I almost had the fudge right the first time. Unfortunately, I didn’t cook it long enough. I put it back on the stove and got it a little thicker. I thought that was it, but it was still too loose. I put it back in the pot a third time (that 3rd time was NOT a charm) and I got distracted and over cooked it. The second time wasn’t any better. I over cooked it right from the get go. UGH! It turned into chocolate sugar. Kind of like maple sugar candy, but not nearly as good. I was really quite frustrated. Every time I bumped the candy thermometer, the temp would drop. I probably should have used a smaller pot so the thermometer would have been deeper in the mixture. I really wanted to do it the old fashioned way, but I wanted a recipe to share with you all AND it was becoming a real waste of chocolate. The dairy free chocolate is not cheap. It’s about $3.49 for a 3 oz. bar.  
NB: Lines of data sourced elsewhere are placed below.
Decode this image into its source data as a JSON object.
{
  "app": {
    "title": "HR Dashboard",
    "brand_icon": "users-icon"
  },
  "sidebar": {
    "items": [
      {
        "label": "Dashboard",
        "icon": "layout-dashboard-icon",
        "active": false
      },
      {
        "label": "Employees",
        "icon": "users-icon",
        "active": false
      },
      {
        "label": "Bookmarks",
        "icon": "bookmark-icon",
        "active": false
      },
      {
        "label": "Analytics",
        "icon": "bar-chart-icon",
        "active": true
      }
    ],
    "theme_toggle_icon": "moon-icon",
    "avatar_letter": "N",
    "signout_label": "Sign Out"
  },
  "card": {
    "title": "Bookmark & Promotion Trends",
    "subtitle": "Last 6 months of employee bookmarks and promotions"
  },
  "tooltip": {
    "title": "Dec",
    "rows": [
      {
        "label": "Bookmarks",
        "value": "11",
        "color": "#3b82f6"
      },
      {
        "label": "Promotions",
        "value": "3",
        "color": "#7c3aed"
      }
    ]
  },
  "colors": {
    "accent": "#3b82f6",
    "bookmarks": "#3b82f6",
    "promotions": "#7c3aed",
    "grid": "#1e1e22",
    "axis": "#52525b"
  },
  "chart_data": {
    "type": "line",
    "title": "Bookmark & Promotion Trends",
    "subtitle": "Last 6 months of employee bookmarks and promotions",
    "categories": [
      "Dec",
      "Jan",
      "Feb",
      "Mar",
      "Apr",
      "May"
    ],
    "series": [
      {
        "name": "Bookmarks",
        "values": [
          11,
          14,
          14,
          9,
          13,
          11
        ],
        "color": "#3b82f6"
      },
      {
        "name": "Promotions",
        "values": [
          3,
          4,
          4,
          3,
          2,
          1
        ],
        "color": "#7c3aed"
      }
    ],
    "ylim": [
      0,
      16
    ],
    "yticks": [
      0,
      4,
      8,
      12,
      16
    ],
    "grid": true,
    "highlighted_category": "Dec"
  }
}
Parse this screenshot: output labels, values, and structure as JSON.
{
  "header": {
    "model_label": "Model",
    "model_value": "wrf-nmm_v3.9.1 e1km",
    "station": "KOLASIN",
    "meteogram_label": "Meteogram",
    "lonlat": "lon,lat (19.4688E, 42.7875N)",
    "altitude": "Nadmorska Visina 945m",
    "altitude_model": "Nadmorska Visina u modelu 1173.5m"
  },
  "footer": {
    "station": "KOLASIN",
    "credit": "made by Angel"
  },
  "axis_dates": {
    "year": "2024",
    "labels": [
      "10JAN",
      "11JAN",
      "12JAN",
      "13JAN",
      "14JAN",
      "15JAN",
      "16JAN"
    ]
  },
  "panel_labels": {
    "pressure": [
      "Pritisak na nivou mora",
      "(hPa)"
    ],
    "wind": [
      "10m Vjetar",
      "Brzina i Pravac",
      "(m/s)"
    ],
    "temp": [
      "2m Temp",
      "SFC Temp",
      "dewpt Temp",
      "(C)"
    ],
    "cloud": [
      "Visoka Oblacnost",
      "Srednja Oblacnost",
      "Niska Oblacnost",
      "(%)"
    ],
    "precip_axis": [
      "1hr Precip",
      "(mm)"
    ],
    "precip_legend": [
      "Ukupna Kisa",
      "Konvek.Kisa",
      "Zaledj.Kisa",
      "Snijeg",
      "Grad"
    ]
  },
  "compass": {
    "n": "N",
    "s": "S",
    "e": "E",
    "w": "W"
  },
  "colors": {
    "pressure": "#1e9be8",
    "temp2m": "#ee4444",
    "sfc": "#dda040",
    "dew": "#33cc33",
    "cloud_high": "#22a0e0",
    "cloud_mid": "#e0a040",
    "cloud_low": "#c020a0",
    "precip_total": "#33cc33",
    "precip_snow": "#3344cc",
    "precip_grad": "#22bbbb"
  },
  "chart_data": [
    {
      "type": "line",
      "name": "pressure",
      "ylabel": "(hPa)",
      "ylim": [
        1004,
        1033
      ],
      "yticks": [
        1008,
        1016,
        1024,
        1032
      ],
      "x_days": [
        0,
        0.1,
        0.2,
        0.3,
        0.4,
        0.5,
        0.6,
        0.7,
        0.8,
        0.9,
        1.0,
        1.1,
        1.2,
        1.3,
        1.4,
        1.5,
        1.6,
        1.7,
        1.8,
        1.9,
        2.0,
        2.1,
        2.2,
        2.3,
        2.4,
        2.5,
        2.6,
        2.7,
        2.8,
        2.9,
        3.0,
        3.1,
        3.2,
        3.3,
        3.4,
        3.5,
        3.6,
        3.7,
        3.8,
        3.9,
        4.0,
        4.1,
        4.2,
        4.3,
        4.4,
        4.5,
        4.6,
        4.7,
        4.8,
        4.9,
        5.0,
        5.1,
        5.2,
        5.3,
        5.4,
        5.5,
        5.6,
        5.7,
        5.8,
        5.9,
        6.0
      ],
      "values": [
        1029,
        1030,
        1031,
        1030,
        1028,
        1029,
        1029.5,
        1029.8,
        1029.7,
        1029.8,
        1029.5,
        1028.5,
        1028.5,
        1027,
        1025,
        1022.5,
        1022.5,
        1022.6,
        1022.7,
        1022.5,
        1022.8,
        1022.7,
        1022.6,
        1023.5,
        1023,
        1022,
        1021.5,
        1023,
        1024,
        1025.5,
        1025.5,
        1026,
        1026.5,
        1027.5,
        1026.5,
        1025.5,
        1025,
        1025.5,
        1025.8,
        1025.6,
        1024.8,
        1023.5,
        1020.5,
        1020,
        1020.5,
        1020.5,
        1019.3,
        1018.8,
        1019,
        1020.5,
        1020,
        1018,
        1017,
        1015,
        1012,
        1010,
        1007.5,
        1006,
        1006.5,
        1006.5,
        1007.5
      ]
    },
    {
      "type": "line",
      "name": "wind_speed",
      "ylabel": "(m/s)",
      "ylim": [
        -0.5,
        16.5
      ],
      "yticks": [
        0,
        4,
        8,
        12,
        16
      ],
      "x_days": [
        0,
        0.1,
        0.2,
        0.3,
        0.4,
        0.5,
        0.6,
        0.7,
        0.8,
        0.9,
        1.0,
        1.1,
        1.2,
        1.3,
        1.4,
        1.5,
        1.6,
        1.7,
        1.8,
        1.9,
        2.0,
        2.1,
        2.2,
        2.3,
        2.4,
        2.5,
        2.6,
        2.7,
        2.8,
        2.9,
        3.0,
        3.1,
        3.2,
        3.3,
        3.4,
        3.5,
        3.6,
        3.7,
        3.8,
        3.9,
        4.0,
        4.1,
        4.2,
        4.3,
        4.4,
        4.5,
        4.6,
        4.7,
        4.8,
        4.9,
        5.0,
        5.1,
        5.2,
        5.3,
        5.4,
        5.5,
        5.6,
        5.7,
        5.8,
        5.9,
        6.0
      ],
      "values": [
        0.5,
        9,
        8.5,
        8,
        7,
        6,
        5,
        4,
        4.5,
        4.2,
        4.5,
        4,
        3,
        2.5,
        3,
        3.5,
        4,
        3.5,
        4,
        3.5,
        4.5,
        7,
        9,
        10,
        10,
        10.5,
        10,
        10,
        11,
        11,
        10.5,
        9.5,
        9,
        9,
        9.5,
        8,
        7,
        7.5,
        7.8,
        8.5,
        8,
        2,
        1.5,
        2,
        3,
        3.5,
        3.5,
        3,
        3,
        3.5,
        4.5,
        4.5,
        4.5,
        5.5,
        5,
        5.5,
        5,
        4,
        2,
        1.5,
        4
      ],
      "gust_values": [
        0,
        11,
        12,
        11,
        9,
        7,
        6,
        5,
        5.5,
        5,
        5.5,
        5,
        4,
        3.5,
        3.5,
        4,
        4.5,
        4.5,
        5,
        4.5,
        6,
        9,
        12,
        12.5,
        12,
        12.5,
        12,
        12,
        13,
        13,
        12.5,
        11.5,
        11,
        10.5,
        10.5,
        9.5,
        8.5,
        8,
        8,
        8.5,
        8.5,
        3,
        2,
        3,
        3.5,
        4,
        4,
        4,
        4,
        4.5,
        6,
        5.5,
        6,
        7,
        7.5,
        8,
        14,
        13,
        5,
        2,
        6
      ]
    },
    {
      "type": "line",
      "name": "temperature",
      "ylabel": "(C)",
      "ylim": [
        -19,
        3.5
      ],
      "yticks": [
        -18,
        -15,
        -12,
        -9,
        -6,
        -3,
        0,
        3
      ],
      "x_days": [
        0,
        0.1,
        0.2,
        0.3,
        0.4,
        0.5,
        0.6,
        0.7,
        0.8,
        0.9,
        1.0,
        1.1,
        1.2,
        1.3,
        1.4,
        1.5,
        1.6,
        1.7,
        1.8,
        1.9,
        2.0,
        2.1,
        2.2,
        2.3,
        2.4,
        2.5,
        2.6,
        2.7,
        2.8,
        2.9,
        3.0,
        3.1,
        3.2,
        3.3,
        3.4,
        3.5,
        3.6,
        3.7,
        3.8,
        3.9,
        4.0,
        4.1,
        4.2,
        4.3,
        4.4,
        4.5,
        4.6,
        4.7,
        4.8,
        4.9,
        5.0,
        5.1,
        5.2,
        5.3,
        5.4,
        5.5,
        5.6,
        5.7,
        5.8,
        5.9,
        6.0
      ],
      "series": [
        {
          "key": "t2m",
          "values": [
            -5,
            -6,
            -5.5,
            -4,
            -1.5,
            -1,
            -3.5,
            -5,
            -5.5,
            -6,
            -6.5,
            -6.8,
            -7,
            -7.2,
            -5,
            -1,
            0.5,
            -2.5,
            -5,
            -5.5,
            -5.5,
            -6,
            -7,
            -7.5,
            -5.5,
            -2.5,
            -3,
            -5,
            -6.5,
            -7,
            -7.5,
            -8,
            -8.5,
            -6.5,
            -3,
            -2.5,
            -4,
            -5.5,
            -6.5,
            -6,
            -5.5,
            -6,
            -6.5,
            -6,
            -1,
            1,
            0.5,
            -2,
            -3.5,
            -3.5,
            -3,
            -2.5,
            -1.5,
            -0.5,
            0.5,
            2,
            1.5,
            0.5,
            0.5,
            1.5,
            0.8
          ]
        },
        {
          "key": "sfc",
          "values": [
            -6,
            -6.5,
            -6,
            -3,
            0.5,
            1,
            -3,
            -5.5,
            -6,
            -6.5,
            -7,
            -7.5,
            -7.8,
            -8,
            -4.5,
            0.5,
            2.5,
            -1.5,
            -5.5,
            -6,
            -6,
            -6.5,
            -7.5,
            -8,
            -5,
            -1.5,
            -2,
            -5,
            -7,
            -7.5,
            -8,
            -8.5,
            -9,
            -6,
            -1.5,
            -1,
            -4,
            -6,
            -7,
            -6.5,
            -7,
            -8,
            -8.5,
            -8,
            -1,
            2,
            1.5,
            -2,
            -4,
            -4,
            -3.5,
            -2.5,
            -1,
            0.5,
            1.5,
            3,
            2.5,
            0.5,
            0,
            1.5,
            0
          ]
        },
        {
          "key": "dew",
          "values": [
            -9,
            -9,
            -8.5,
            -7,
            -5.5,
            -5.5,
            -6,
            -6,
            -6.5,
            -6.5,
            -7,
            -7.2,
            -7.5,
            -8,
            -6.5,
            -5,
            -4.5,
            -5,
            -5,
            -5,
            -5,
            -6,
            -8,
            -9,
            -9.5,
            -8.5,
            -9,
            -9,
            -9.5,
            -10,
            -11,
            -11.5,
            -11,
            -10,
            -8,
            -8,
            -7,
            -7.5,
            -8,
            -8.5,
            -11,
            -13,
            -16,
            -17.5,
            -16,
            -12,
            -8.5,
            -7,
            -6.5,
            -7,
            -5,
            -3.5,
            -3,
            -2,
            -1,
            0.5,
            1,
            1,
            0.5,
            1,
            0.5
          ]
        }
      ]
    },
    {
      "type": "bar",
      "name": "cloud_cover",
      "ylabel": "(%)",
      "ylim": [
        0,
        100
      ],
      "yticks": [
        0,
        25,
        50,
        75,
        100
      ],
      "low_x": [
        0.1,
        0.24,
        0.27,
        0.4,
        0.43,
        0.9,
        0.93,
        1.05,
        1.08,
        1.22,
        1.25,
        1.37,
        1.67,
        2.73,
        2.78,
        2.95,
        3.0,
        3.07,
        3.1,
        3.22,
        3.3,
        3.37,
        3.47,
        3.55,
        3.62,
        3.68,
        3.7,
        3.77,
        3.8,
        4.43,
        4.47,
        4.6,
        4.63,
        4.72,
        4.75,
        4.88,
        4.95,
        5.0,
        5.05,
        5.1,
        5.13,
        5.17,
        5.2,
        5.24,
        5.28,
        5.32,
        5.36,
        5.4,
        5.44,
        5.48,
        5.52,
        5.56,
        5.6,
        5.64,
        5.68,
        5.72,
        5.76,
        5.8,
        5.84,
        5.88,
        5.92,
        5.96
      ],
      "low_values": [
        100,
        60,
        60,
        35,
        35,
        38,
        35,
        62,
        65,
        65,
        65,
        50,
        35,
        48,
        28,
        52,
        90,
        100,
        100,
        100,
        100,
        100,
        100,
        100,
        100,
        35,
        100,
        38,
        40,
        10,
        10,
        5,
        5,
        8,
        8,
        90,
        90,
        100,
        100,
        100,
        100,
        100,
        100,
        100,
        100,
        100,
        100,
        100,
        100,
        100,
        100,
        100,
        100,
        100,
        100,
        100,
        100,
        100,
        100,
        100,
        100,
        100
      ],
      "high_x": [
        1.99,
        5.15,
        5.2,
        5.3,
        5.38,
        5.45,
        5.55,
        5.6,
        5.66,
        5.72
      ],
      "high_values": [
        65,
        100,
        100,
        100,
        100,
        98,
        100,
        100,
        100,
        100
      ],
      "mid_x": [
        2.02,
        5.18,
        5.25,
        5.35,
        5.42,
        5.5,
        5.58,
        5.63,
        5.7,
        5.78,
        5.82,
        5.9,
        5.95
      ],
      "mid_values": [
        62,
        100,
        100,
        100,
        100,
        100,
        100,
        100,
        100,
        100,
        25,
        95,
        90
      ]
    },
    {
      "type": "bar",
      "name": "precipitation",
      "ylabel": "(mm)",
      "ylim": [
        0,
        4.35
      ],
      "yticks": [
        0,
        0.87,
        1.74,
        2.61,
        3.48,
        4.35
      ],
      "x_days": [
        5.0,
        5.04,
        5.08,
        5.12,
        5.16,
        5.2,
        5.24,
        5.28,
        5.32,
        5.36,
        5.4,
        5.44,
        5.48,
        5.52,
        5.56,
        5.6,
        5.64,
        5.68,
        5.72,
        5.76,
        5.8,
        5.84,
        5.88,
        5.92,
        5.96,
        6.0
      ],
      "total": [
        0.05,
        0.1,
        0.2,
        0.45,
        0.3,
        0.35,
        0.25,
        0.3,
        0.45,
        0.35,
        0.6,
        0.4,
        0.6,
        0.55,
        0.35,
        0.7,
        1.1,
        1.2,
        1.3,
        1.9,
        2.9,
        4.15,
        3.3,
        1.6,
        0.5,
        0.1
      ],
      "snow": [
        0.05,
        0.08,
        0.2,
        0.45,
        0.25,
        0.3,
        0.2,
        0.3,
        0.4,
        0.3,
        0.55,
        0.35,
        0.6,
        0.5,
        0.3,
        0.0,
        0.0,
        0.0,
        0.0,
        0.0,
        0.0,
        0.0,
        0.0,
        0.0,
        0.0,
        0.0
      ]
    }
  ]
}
Anyway, I decided to go with using marshmallow cream for my 3rd try. It worked! I ended up with a rich, smooth, melt in your mouth fudge. Maddie, my daughter, gave it immediate two thumbs up. I gave her the spoon and some scrapings from the pot right after I poured it and she said, “This is GOOD! I like this”. She promptly ate it all and wore the fudge proudly on her face. I hope you enjoy this recipe as much as we do.

This recipe was adapted from the Kraft Jet-Puffed Marshmallow Crème Fantasy Fudge recipe.

In this recipe, I used SO Delicious Dairy Free Original Coconut Milk Creamer in place of evaporated milk.

3 scant cups of granulated sugar
¾ cup Fleischmann’s Unsalted Margarine Sticks
4.5 oz or a scant ⅔ cup SO Delicious Dairy Free Original Coconut Milk Creamer
4 3oz dairy free dark chocolate (I used Dark Chocolate Dream – Pure Dark)
7 oz jar of marshmallow crème (I used Kraft Jet –Puffed)
1 tsp vanilla extract
1 tsp coffee extract
2 tbsp black onyx cocoa powder (or Dutch cocoa powder if that’s what you have)
A pinch of kosher salt
1 cup chopped walnuts, toasted (optional)

·      Line an 8 or 9-inch square pan with foil or parchment paper with the ends extending past the sides of the pan. Lightly grease with margarine or cooking spray.
·      In a 3-qt pot, stirring constantly bring the sugar, margarine, coconut milk, and salt to a rolling boil over medium heat.
·      Cook for 4 minutes or until the candy thermometer reaches 234F (soft ball stage).
·      Immediately remove from heat.
·      Stir in the chocolate, marshmallow crème and cocoa powder until melted.
·      Add vanilla and coffee extracts and nuts if you’re adding them.
·      Pour into the prepared pan.
·      Cool completely.

    *Note: The fudge is even better IF you can let it sit for a day or two.